Работал Михаил Михайлович тоже без настроения, скорей — по привычке. Да и могло ли быть настроение, если почти все, что он писал, под разными предлогами отвергалось журналами и издательствами.

«Над книжкой своей я еще сижу, — писал он мне в одной из записок, — всякие доделки, и «пускаю» последний блеск, который все равно никому не нужен, да и не будет понятен, а скорей всего раздражит. Ну уж сделаю профессионально, по всем правилам нашей науки…»

Кончалась записка так:

«А вечером — опять работа, чтоб ее черт побрал. Уж очень надоело».

Временами, бывало, он загорался, но ненадолго. Как-то принес книгу на украинском языке Алексея Полторацкого «Детство Гоголя». Заказали перевод. Я начала читать и вижу — половину понимаю. Он обрадовался, достал где-то словарь: «Делай подстрочник!» Одного словаря оказалось мало — многих выражений и слов там не было, пришлось обложиться несколькими. Перевела. Он почитал — понравилось. И очень быстро сделал свою работу.

А потом опять спад, неверие в свои силы и в то, что кому-то еще нужна его профессиональная квалификация.

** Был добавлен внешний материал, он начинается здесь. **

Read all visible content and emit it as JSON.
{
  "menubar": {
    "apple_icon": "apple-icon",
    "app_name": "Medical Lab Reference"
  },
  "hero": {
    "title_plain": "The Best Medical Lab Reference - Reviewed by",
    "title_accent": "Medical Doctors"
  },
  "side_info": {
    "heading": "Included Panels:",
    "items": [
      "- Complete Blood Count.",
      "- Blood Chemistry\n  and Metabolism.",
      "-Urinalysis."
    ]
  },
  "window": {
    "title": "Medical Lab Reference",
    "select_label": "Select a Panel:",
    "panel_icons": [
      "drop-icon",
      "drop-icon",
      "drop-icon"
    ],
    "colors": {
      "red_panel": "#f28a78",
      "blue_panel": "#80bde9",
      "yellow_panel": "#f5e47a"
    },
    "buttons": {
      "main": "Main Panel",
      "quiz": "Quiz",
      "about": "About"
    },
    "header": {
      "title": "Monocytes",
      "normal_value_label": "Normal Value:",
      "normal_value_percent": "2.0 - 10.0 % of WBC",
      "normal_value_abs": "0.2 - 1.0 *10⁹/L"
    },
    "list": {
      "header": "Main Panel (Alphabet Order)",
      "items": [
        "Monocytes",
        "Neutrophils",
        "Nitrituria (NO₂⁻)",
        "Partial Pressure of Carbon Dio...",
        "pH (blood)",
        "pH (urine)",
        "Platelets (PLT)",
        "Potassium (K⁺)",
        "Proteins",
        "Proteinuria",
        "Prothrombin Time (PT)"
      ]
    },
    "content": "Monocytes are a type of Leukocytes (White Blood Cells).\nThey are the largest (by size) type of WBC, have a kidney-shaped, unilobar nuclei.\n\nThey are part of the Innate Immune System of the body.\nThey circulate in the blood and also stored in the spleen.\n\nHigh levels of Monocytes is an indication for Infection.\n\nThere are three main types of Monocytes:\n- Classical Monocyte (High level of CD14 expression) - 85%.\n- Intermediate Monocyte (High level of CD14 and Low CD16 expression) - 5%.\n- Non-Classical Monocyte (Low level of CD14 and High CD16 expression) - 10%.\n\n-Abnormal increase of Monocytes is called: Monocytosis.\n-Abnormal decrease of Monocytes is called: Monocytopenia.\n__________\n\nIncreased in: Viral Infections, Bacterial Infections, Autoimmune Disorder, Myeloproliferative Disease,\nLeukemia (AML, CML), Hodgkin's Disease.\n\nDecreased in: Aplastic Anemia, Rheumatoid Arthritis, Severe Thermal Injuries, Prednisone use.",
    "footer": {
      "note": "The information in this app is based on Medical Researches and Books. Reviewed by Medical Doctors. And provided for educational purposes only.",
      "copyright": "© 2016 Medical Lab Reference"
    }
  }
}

В 1958 году дважды болел. Первый раз ранней весной. Я как раз была у него, когда пришел врач, вызванный из литфондовской поликлиники. Сказал, что, по-видимому, у него гипертонический криз. Ему было очень нехорошо. Через некоторое время стало получше, но затем снова сдал. Я знаю, что некоторые мемуаристы, вспоминая о последних месяцах жизни Михаила Михайловича, пишут, что у него была затруднена речь, что он временами впадал в прострацию. Я этого не помню. Не замечала. Во всяком случае, на моих глазах этого не было.

В начале июля Михаилу Михайловичу стало совсем плохо. До этого он часто уезжал в Сестрорецк. Говорил, что там воздух целебный, что там ему лучше дышится, а главное — он там свободен от дел, от телефонных звонков и от неприятностей, связанных с близостью Союза писателей. И вот вдруг сразу как-то погас, обессилел. Не то что отправиться в Сестрорецк — к нам, двумя этажами выше, подняться не мог. Не приходил уже несколько дней, и еду я носила вниз, в его комнату. Принесла в очередной раз, а он говорит: «Ты завтра ко мне не приходи. Утром Валя возьмет машину и отвезет меня в Сестрорецк. Отдышусь там, а через неделю или полторы вернусь…»

Мы попрощались.

В тот день я видела живого Михаила Михайловича последний раз.